Circuit des lacs – ausprobieren, ob es funktioniert.

Ich bin mir sicher, dass einer von diesen Scheißerchen (oder einer von seinen Kumpels, Neffen, Brüdern, Cousins …) bei dem alten Rad Rahmen und Felge beschädigt hat. Alles nur eine Frage hoher Geschwindigkeit, Gewicht und Aufprallwinkel.
Ich fand es ganz praktisch, das neue Rad in bekanntem Terrain zu fahren. Es gibt da ein paar Steigungen, die sehr lebhaft im „Muscle-Memory“ gespeichert sind und mit dem alten Rad … „grenzwertig“ zu fahren waren – trotz Elektro-Unterstützung. Es ist also ein höchst subjektiver Vergleich, wie sich #3 auf der Strecke verhällt.
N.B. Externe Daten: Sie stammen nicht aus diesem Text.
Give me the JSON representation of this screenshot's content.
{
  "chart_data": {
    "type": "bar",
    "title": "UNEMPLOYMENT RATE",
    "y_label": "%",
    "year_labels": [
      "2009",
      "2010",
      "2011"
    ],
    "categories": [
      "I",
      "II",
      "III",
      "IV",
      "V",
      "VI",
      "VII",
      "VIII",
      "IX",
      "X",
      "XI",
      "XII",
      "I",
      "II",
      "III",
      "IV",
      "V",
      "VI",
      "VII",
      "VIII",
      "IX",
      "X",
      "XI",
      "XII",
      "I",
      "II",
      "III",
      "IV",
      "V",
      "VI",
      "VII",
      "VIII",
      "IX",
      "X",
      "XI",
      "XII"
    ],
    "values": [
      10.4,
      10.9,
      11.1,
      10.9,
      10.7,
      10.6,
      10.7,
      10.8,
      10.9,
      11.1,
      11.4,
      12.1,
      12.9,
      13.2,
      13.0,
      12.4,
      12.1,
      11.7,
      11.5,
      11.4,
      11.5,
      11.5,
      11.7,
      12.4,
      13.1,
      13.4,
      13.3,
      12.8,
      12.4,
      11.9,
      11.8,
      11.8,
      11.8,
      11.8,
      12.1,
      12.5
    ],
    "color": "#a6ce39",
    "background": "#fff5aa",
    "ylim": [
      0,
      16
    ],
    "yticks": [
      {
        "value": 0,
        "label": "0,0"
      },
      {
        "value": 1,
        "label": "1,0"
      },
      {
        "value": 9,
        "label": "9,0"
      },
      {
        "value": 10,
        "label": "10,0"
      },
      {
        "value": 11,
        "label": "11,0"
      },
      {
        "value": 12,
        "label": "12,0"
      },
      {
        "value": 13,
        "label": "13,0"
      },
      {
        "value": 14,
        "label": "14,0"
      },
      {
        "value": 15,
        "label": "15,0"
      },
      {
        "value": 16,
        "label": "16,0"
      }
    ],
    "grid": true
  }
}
Und wie schon befürchtet, hat sich nach etwas „Stock & Stein“ das Farbdesign in „schietig vermatscht“ verschoben.

Und dann ist da noch „Handmade in Germany“.

Fahrleistungen? Es ist schneller. Die Geometrie ist nicht wirklich dramatisch anders, aber das bischen anders und die 29er Pneus erzeugen einfach ein angenehmes Fahrgefühl. Die Bremsen sind hervorragend und ein Leben ohne Luftfedergabel ist durchaus vorstellbar, aber nicht wirklich erstrebenswert! Ein purer Traum im direkten Vergleich auf bekannten Wegen. Handgelenke und Schulter werden erheblich geschont.